Et toujours elle semble sous la barre décrire une courbe appuyée. Elle est docile et pleine. Elle vogue obéissante, avec sa fantaisie ployée. On n'y trouve jamais de ces vers qui s'empressent dans une interminable voie droite, qui s'ajoutent les uns aux autres, qui se multiplient spontanément. Mais chaque pièce est le détour pur d'un courant, la fidélité de l'eau entre des rives tournantes.
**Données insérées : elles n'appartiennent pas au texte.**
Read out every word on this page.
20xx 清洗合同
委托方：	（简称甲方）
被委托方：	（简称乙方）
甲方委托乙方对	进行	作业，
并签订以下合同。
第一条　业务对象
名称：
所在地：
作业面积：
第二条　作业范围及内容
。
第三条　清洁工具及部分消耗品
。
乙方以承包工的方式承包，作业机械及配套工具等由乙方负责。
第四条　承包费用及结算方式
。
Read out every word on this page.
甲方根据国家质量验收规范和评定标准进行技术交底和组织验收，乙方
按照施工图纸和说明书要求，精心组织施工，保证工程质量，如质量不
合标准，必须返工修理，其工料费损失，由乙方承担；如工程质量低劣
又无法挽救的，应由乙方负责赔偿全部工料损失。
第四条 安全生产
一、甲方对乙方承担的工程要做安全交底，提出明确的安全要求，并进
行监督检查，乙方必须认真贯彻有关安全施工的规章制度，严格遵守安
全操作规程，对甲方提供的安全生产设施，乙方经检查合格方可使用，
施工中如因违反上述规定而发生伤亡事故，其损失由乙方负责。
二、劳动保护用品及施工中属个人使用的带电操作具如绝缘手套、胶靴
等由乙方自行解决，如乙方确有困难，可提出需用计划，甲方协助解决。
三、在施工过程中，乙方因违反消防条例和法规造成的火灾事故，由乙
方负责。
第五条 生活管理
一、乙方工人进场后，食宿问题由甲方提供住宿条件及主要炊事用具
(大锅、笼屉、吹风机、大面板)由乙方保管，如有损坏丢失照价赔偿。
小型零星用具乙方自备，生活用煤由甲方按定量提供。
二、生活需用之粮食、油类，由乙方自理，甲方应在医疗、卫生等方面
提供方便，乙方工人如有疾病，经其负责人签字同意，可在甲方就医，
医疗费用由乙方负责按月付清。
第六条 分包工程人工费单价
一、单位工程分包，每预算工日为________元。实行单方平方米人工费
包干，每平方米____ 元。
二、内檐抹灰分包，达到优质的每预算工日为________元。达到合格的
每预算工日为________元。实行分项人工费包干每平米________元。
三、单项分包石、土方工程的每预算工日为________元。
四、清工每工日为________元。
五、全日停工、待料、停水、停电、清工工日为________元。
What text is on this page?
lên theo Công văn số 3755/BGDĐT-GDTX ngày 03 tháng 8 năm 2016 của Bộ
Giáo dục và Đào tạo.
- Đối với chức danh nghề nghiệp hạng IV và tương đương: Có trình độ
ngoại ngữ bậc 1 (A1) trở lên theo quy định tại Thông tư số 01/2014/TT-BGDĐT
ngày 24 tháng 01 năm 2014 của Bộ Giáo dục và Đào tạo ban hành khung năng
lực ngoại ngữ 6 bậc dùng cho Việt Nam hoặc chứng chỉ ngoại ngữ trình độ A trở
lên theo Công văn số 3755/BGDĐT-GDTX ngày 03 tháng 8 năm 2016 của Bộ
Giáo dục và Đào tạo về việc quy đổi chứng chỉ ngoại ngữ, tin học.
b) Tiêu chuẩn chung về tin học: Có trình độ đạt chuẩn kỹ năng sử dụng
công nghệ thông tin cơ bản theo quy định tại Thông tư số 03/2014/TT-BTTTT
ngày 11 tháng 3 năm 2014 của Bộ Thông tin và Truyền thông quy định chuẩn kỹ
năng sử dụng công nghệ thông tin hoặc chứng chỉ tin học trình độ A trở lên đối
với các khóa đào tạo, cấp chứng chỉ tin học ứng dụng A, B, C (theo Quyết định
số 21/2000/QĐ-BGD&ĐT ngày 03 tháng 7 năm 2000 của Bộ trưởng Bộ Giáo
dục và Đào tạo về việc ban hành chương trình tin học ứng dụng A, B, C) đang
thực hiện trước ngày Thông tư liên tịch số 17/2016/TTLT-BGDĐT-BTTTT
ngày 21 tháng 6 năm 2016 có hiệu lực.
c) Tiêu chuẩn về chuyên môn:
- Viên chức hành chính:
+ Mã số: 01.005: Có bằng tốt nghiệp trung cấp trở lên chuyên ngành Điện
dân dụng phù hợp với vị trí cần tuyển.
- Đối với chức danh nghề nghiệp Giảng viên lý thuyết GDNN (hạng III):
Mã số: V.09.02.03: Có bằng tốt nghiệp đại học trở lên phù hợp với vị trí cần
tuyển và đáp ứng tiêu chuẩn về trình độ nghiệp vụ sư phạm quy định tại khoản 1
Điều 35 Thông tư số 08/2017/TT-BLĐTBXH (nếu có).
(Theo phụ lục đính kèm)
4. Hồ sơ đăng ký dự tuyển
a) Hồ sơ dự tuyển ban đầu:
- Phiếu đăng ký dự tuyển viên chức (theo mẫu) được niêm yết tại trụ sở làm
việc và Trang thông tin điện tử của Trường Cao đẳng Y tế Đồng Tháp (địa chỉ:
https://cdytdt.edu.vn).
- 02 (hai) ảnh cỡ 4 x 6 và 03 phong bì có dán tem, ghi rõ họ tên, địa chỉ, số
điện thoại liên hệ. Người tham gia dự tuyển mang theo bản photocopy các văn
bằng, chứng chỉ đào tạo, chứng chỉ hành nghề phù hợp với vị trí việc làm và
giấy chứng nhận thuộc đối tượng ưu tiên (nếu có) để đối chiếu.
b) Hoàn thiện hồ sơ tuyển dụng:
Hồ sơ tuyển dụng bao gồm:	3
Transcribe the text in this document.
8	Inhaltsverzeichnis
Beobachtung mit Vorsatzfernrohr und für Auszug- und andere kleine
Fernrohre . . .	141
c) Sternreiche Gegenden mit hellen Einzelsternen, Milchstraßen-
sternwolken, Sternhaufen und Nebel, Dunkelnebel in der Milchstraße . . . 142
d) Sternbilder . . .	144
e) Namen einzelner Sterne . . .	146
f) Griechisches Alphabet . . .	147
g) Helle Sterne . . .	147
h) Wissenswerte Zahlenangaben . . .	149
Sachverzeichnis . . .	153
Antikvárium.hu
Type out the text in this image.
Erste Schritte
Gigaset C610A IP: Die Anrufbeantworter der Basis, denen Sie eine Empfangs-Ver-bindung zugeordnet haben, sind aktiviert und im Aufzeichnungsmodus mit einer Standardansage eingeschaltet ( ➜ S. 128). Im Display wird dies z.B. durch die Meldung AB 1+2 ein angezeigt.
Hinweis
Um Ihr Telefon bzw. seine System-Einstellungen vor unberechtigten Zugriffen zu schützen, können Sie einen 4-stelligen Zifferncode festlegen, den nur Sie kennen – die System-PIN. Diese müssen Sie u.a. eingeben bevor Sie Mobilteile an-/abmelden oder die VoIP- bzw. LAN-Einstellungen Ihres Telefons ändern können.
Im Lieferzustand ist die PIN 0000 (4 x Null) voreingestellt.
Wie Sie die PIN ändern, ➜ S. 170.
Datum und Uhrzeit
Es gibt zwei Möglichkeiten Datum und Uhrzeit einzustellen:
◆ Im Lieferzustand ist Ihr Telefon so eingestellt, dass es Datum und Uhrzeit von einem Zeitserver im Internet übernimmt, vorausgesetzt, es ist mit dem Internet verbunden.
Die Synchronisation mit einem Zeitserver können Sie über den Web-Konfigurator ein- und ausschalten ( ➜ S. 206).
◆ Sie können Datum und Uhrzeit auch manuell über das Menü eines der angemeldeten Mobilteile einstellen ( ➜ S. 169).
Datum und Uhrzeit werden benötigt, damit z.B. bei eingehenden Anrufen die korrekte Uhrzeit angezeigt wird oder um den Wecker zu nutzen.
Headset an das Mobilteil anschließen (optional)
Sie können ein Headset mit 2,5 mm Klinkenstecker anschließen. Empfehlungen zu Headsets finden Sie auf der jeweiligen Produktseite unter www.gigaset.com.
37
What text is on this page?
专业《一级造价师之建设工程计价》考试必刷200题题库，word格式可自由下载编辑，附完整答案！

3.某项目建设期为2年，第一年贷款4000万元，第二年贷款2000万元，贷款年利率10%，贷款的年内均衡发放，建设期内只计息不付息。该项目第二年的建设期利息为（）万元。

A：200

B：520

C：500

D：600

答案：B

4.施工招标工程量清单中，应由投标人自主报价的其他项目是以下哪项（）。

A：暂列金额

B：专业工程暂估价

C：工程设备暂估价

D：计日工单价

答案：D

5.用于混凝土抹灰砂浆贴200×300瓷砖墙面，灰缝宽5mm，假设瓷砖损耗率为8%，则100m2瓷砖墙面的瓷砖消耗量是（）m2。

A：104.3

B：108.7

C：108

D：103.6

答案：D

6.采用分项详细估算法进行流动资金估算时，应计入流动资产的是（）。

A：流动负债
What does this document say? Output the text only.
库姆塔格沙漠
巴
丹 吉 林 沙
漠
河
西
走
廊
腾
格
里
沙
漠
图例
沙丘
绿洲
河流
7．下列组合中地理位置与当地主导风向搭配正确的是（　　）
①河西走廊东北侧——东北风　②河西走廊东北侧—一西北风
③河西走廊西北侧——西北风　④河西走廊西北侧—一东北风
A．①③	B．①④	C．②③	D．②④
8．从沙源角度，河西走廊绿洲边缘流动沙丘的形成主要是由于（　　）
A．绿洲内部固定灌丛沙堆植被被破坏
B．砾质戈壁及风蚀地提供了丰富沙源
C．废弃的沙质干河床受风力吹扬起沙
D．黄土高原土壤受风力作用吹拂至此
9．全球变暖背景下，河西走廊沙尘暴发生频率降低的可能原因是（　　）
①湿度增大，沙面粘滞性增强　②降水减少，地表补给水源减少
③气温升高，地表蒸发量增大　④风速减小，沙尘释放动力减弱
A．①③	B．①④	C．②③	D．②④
Cette poésie conduite entraîne dans son nombre tous les mots. Les plus rares y sont pris avec les plus familiers, les plus humbles avec les plus hardis. Mais, plongés dans le sûr et délicat mouvement de l'ensemble, aucun ne surprend. Etrange train de paroles! Tantôt comme une fatigue de la voix, comme une modestie soudaine qui prend le cœur, comme une démarche pliante, un mot plein de faiblesse:
Et qui sait si les fleurs nouvelles que je rêve
Trouveront dans ce sol lavé comme une grève
Le mystique aliment qui ferait leur vigueur[2].
Ou bien:
Cybèle, qui les aime, augmente ses verdures[3].
Subtile restriction qui vient diminuer la densité du vers. Choix de la petitesse. Compromis avec le silence.
Tantôt au contraire les mots les plus forts se débattent emportés, étouffés. Ils roulent sans cri. Ils ont été arrachés aux rives et se perdent dans la puissance muette et contenue du cours poétique:
Cheveux bleus, pavillon de ténèbres tendues,
Vous me rendez l'azur du ciel immense et rond;
Sur les bords duvetés de vos mèches tordues
Je m'enivre ardemment des senteurs confondues
De l'huile de coco, du musc et du goudron[4].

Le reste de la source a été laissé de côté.